L’intérêt de cette étude porte essentiellement sur les points suivants :
i- Les données confirment que la population de sujets diabétiques présente un risque significativement augmenté d’AMI et de mortalité toute cause. Elles soulignent également le vieillissement artériel prématuré des sujets diabétiques, estimé à environ 15 ans. L’étude justifie ainsi l’attention particulière portée aux sujets diabétiques en matière de prévention des maladies cardiovasculaires.
ii- En établissant chez les hommes diabétiques âgés de plus de 50 ans un niveau de risque cardiovasculaire ou de mortalité toute cause équivalent à celui des hommes non diabétiques mais présentant des antécédents d’AMI, l’étude justifie que les mesures de prévention primaire instaurée soit au niveau d’une prévention cardiovasculaire secondaire, au moins dans ce segment de la population.

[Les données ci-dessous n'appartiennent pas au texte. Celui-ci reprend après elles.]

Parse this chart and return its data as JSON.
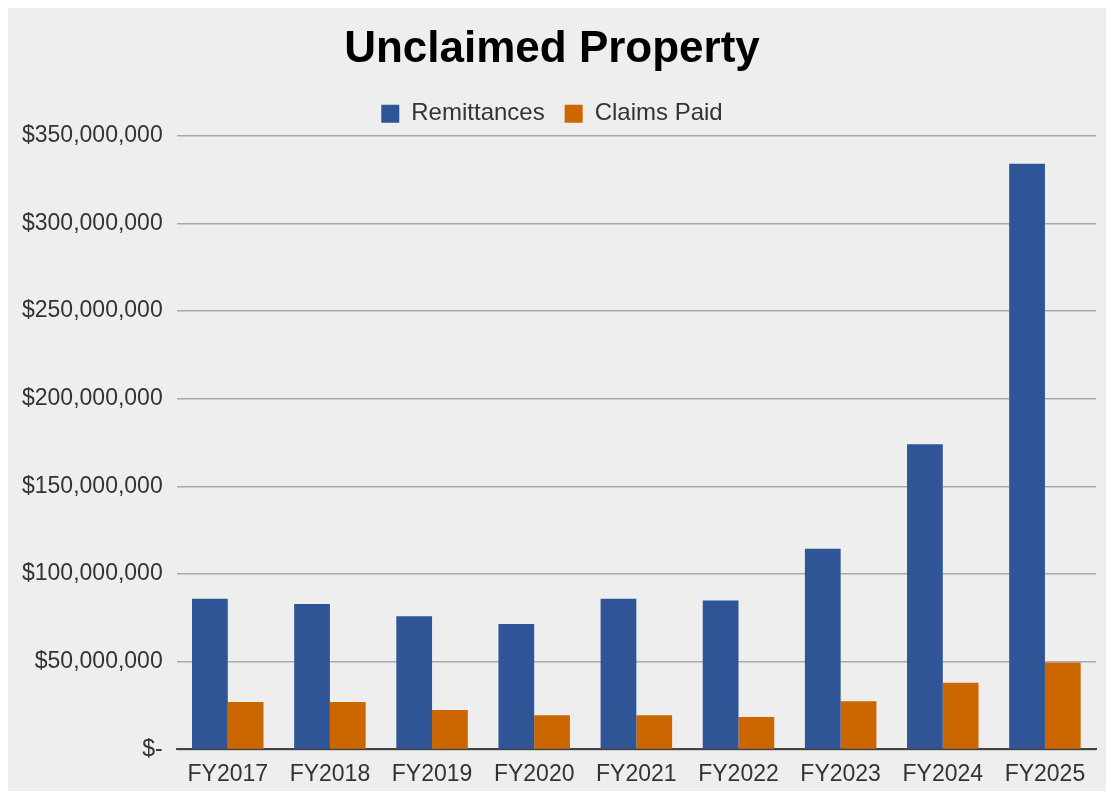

iii- Chez le sujet diabétique âgé de moins de 40 ans, si le risque relatif d’AMI est particulièrement élevé, le risque absolu estimé à 10 ans reste faible à modéré. Sans exclure la nécessité de traiter le diabète, il en résulte que la systématisation d’une prévention des maladies cardiovasculaires chez ces sujets ne semble pas justifiée mais devrait plutôt être envisagée au cas par cas, conditionnellement à la présence concomitante d’autres facteurs de risque cardiovasculaires.
Les conclusions de ce travail, portant sur un effectif de sujets particulièrement important, sont donc intéressantes, même si l’étude connaît quelques limites méthodologiques. Ainsi, aucune information sur le type de diabète ou la durée de la maladie n’a pu être prise en compte. Il en est de même concernant les autres facteurs de risque conventionnels de maladies cardiovasculaires. Enfin, l’utilisation de critères de jugement composites, incluant notamment la mortalité toute cause, peut conduire à une sous-estimation de la relation avec le risque cardiovasculaire.
En conclusion, cette enquête de grande ampleur offre des pistes intéressantes dans la définition de l’âge à partir duquel une stratégie de prévention des maladies cardiovasculaires doit être envisagée chez le sujet diabétique. Néanmoins, il reste indispensable de confirmer ces premières données par des études épidémiologiques indépendantes prenant en compte plus largement les facteurs de risque et portant sur de larges échantillons de sujets rigoureusement caractérisés d’un point de vue diagnostic.
[2] Simon D, Eschwege E. Données épidémiologiques sur le diabète de type 2. BEH 2002 ;21;20/21:86.